Pergerakan Saham BBCA Hari Ini
Setelah sebelumnya sempat terpantau transaksi pada level Rp7.900, BBCA berhasil menurunkan harga ke kisaran Rp5.900-an sebelum berbalik naik pada sesi pembukaan. Pada pukul 09.30 WIB, harga tercatat Rp6.075, mencerminkan sentimen positif di kalangan investor institusional dan ritel. Volume perdagangan yang tinggi, diperkirakan mencapai ratusan juta lembar, menunjukkan adanya minat beli yang kuat.
Pengaruh Terhadap Indeks Bisnis-27
Indeks Bisnis-27, yang terdiri dari 27 saham unggulan, dibuka menguat 0,48% ke level 471,69. Dari 27 konstituen, 13 saham menguat, empat stagnan, dan sepuluh melemah. BBCA menjadi salah satu motor penggerak utama, bersama BUMI dan BRPT, dalam mengangkat indeks tersebut. Kenaikan BBCA sebesar 1,67% memberi dorongan tambahan bagi indeks, yang pada akhir sesi tercatat berada di kisaran 473,60.
Hubungan dengan IHSG dan Sentimen Pasar
IHSG juga membuka perdagangan dengan kenaikan 0,57% ke level 7.146,81. Selama sesi pagi, IHSG berfluktuasi antara 7.128 hingga 7.146, mencerminkan dinamika pasar yang masih dipengaruhi oleh faktor global maupun domestik. Meskipun terdapat tekanan jual di beberapa sektor, BBCA berhasil menjadi salah satu pilar penguat indeks utama.
Penyebab Kenaikan BBCA
- Laporan Keuangan Kuartal I: Meskipun data lengkap belum dirilis, ekspektasi pendapatan yang kuat dari segmen kredit dan transaksi digital meningkatkan kepercayaan investor.
- Aliran Dana Asing: Aliran masuk portofolio asing ke sektor perbankan Indonesia menambah likuiditas pada saham BBCA.
- Rebound After Pressure: Setelah mengalami tekanan jual pada level Rp5.900-an, BBCA berhasil menemukan support kuat di sekitar Rp6.000, memicu aksi beli.

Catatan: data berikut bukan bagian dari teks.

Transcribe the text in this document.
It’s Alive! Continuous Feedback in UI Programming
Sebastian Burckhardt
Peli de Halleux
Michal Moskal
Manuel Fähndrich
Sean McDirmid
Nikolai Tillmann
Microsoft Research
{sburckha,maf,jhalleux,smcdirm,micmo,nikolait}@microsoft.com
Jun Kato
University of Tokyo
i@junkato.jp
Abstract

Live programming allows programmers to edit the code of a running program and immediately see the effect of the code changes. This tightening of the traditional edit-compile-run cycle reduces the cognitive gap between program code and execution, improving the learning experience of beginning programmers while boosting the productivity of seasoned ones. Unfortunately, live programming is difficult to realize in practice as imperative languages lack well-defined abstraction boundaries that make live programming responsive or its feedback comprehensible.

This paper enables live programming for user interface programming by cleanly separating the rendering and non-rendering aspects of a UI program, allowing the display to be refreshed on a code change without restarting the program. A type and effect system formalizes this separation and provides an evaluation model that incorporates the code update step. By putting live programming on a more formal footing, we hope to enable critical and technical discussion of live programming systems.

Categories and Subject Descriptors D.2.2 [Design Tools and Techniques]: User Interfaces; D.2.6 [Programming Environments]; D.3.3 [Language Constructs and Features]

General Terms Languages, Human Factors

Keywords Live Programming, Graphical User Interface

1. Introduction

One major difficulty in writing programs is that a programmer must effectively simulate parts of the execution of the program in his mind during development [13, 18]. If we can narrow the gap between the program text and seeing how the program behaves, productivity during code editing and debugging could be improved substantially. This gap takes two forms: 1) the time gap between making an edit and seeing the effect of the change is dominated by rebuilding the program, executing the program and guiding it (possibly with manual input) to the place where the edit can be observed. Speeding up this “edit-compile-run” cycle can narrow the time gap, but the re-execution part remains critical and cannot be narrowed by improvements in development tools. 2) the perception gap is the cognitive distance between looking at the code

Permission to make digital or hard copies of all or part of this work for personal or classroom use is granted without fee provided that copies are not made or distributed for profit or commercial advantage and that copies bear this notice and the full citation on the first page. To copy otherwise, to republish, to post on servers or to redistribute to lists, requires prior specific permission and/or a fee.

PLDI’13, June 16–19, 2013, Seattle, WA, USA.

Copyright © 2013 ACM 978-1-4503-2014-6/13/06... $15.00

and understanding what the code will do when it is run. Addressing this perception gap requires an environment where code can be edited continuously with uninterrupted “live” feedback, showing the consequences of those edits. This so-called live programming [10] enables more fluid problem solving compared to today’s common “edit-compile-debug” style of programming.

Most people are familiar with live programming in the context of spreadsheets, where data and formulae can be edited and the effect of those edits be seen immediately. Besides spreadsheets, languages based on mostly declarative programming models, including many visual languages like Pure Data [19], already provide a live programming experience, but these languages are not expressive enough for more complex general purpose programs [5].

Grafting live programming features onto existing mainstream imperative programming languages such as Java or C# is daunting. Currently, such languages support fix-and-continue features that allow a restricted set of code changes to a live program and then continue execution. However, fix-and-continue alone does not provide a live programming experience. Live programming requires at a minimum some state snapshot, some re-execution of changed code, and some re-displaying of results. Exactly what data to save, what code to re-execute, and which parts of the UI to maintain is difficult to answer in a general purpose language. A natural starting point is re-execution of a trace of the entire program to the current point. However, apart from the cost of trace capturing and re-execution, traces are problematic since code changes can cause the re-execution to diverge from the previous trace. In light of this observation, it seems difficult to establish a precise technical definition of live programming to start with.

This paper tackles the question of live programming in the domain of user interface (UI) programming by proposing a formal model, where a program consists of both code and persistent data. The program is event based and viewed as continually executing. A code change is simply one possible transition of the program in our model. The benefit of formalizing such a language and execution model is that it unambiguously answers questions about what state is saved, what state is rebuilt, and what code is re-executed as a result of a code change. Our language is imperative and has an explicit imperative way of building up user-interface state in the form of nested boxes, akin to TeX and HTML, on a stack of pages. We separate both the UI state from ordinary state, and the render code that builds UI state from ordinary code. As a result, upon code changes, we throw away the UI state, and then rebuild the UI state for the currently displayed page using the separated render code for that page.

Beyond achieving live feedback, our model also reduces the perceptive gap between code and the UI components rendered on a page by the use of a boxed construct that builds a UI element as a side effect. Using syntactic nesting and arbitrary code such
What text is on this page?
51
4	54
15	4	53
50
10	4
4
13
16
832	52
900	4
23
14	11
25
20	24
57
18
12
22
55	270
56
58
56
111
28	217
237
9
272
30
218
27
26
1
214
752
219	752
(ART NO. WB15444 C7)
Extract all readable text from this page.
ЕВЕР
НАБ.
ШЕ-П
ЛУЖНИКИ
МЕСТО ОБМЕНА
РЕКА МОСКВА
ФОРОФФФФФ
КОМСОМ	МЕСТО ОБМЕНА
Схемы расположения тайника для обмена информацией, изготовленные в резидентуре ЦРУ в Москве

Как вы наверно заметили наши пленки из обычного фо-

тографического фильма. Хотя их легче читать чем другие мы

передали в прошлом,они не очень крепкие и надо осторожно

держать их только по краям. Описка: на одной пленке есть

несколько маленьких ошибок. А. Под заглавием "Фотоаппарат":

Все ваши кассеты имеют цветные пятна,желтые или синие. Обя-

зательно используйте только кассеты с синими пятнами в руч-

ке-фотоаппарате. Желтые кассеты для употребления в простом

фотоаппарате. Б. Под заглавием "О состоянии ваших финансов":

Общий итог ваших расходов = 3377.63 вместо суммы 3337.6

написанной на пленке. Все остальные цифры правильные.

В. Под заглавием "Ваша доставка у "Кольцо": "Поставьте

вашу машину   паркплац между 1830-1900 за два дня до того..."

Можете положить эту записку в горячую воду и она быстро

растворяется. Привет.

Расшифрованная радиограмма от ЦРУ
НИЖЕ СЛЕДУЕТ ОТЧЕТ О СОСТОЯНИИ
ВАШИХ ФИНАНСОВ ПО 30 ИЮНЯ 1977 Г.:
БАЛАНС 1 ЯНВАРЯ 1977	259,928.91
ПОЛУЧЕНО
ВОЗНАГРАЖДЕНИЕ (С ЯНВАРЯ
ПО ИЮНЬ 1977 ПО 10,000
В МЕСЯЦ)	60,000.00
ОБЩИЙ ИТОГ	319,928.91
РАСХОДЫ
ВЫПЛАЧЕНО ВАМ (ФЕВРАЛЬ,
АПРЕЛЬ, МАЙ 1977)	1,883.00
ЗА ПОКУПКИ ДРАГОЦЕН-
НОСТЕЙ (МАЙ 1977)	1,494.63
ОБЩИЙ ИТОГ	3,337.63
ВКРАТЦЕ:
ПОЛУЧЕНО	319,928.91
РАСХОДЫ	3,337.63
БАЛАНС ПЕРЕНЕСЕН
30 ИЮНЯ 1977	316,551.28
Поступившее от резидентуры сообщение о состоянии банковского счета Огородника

Risiko dan Tantangan Kedepan
Meskipun momentum positif, BBCA tetap dihadapkan pada risiko makroekonomi, termasuk fluktuasi nilai tukar rupiah dan kebijakan moneter Bank Indonesia. Selain itu, persaingan di sektor fintech dapat mempengaruhi margin keuntungan di masa depan.
Secara keseluruhan, pergerakan Saham BBCA pada hari Selasa menunjukkan kekuatan fundamental yang masih terjaga, sekaligus menegaskan peran pentingnya dalam menggerakkan indeks utama pasar modal Indonesia.